Doral Hayes, CTE’s Principal Officer for Ecumenical Development and Relations who also serves as a Licenced Lay Minister in Buckinghamshire writes:

“Bishop Alan had a rare gift for hospitality, he was kind, honest, warm-hearted and open to be questioned.  He demonstrated a commitment to relational ecumenism and encouraged my own ecumenical and theological development for which I will always be grateful.  His passing is a loss to many, and I will miss his wisdom, candour and humour”.

Rev. Tim Norwood, National Officer for Local Ecumenism, Church of England writes:

“I worked with Alan Wilson throughout his time as Bishop of Buckingham. 

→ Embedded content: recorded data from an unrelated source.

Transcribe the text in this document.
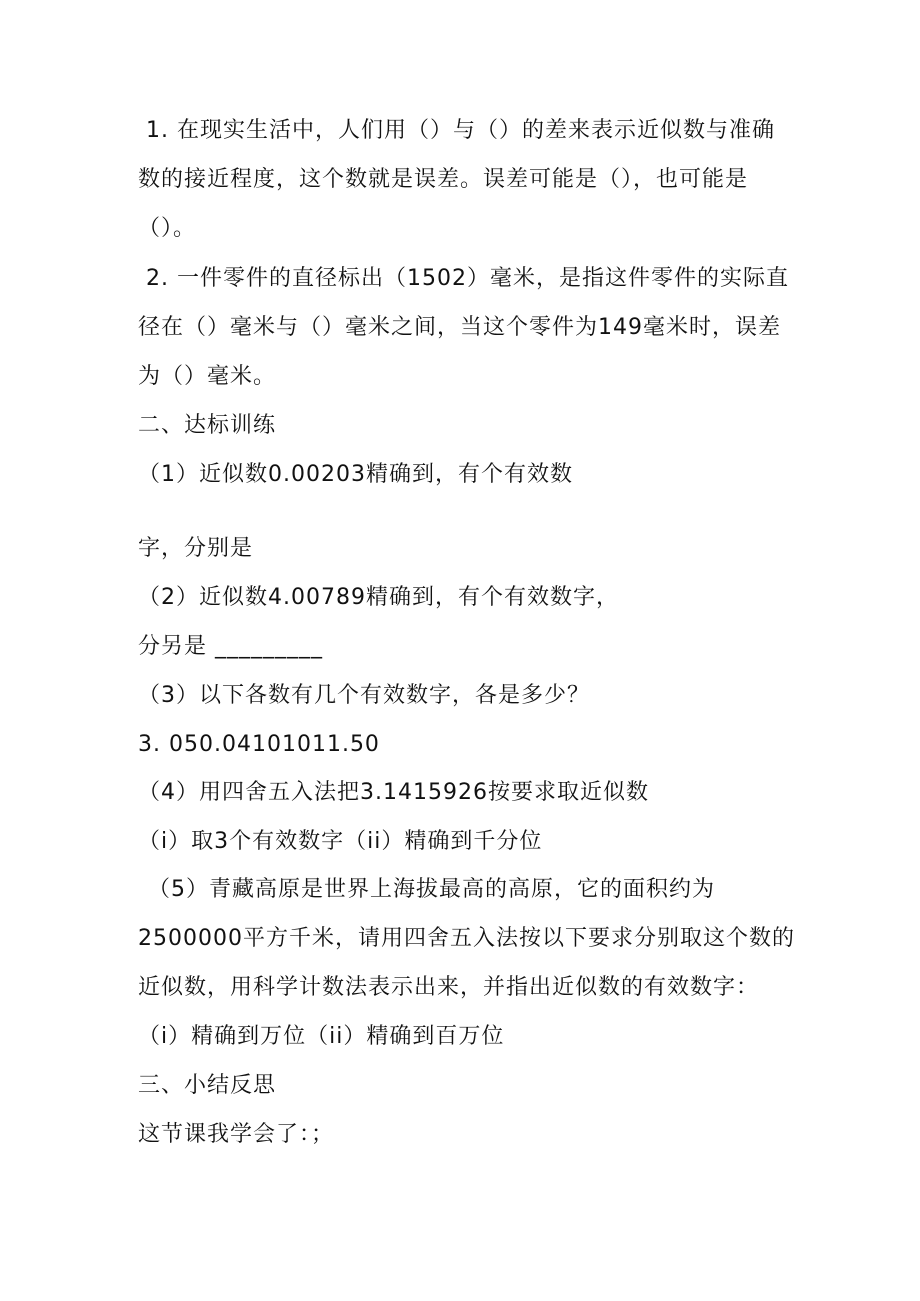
1. 在现实生活中，人们用（）与（）的差来表示近似数与准确
数的接近程度，这个数就是误差。误差可能是（），也可能是
（）。
2. 一件零件的直径标出（1502）毫米，是指这件零件的实际直
径在（）毫米与（）毫米之间，当这个零件为149毫米时，误差
为（）毫米。
二、达标训练
（1）近似数0.00203精确到，有个有效数
字，分别是
（2）近似数4.00789精确到，有个有效数字，
分另是 _________
（3）以下各数有几个有效数字，各是多少？
3. 050.04101011.50
（4）用四舍五入法把3.1415926按要求取近似数
（i）取3个有效数字（ii）精确到千分位
（5）青藏高原是世界上海拔最高的高原，它的面积约为
2500000平方千米，请用四舍五入法按以下要求分别取这个数的
近似数，用科学计数法表示出来，并指出近似数的有效数字：
（i）精确到万位（ii）精确到百万位
三、小结反思
这节课我学会了：；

“He was a tireless campaigner for justice, but also had a deeply pastoral heart.  He was quick to speak out on big issues, but equally willing to get involved directly.  He was genuinely pleased to host a Ukrainian family in his house.  His words were accompanied by action.

“He was not a traditional ecumenist but had a clear commitment to relational and missional unity.  He believed in Receptive Ecumenism and was keen to engage with people from all backgrounds.  I appreciated his support in the creation of Churches Together in Milton Keynes – which embodied this desire for greater breadth of engagement.  I will always remember the last event he worked on with us.  He preached one of the best sermons on Christian Unity that I have ever heard.  At the same time, he was visibly moved by the Seventh Day Adventist singers, who drew us into worship, without printed or projected text.  His appreciation of diversity was deep.  Rest in Peace, Bishop Alan”.

The Diocese of Oxford has a book of condolences for Bishop Alan.